Upon arriving at Sea Rim State Park along Gulf of Mexico in southeast Texas yesterday, I was greeted by a color palette surprisingly akin to the prairie palette of my childhood. A red-winged blackbird flew by, and the memories flooded in. I had to smile.

Photo by Dana Jones©

I’m not much of a beach person but this beach is not so much a place to relax in the sun as it is a place to get to know the plants and animals that call this transition zone between sea and land home. Last night I watched a flock of ibis and a dizzying array of other shorebirds culling dinner from the nutrient soup of the marsh and pelicans capturing dinner with their signature belly flop into the sea.

Photo by Dana Jones©

While there were signs everywhere warning visitors not to crab near alligators, I’ve seen neither crabs nor alligators. It’s a bit chilly even in the sun for the alligators to be active. I’ve never crabbed — not the same as being crabby — so I’m not sure how you search out those critters. I remember the crabs on Caohagan Island scurrying out of sight so I’m guessing they’ve seen me.

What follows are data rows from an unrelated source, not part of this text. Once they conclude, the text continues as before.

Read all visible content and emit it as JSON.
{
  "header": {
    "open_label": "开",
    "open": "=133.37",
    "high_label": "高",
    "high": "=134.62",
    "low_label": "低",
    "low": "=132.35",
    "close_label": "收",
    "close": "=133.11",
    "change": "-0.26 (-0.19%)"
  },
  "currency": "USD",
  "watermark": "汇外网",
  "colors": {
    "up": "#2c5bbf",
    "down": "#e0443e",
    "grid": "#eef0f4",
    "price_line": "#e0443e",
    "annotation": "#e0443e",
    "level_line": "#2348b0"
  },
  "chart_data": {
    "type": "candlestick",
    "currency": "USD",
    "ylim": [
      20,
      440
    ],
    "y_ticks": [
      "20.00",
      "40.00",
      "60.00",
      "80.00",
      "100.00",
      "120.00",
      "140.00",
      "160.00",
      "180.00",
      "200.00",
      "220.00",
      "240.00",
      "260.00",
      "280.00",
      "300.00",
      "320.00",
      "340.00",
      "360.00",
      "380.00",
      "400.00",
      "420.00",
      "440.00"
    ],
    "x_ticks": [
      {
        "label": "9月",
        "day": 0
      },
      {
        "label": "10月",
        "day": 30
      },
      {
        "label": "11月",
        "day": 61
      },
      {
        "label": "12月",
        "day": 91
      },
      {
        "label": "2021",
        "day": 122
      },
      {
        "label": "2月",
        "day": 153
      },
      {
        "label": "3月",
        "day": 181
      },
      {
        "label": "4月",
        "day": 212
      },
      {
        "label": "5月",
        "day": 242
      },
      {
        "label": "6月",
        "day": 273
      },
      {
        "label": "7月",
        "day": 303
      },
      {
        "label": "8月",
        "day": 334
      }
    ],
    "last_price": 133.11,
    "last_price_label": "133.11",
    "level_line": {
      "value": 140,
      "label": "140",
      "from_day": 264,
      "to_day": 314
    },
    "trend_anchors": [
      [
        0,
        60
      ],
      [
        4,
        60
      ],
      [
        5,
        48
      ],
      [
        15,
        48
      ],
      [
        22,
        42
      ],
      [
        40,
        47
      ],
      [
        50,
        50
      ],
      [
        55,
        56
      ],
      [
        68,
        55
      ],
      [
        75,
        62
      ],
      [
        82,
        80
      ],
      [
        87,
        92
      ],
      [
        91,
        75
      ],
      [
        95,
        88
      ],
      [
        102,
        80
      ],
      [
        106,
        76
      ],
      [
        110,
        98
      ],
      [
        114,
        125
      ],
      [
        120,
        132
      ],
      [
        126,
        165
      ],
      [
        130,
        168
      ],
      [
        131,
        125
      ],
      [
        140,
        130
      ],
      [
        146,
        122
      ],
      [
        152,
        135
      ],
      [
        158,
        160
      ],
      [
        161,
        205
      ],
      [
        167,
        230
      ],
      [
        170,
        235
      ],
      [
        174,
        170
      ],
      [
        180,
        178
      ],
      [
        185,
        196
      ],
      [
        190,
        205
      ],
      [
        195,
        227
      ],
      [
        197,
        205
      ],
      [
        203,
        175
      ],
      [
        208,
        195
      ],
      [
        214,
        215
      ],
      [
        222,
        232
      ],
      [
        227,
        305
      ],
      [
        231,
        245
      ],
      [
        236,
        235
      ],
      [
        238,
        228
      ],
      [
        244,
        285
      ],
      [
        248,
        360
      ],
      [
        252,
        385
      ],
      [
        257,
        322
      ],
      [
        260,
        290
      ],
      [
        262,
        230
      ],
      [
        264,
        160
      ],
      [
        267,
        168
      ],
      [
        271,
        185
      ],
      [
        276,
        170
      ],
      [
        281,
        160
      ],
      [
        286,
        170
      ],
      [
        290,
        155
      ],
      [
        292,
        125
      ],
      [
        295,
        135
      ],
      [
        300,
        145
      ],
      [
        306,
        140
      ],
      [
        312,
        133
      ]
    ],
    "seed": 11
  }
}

Shorebirds. Photo by Dana Jones©

"Opossum" by Walter Anderson, 1903-1965, from The Little Room.

Discovering Artists Walter Anderson and Martha Kelly

As I walked the Sea Rim beach and marsh today, I thought about something I'd read at the Walter Anderson Museum of Art in Ocean Springs, Mississippi, a few days ago. One section of the exhibition of Anderson’s work is organized by shape. The sign says Anderson believed there were two kinds of shapes: geometric, which are based on a set of rules, and organic, found in nature. The examples of each of these kinds of shapes were from the natural world. So today as I walked, I looked for examples of the geometry of living things, the patterns of life. And I looked for organic lines. I began to think that the geometry is often made with organic lines.

From left, "Wild Bells" by Walter Anderson was shown as an example of geometric shapes and "Magnolia Seed Pod" as an example of organic shapes.

Lots to think about as I contemplate Walter Anderson’s concept of shapes.

"Road to Oldfields" by Walter Anderson.

While at the museum, I met the work of Martha Kelly, who claims Anderson’s art among inspirations for her art. The exhibition of her work, “Hints of Gladness” features her block prints. Check out her work. If you're near Ocean Springs from now until August 28, I suggest you plan a visit to this museum.

"Pelican" by Martha Kelly.

"Home" by Martha Kelly.

My campsite at Sea Rim State Park.

Working My Way Home

I continue my drive home tomorrow. Destination: South Llano River State Park near Junction, Texas. I've stayed overnight at this park twice before. It's a nesting area for wild turkeys but I've yet to see one. Perhaps tomorrow I will.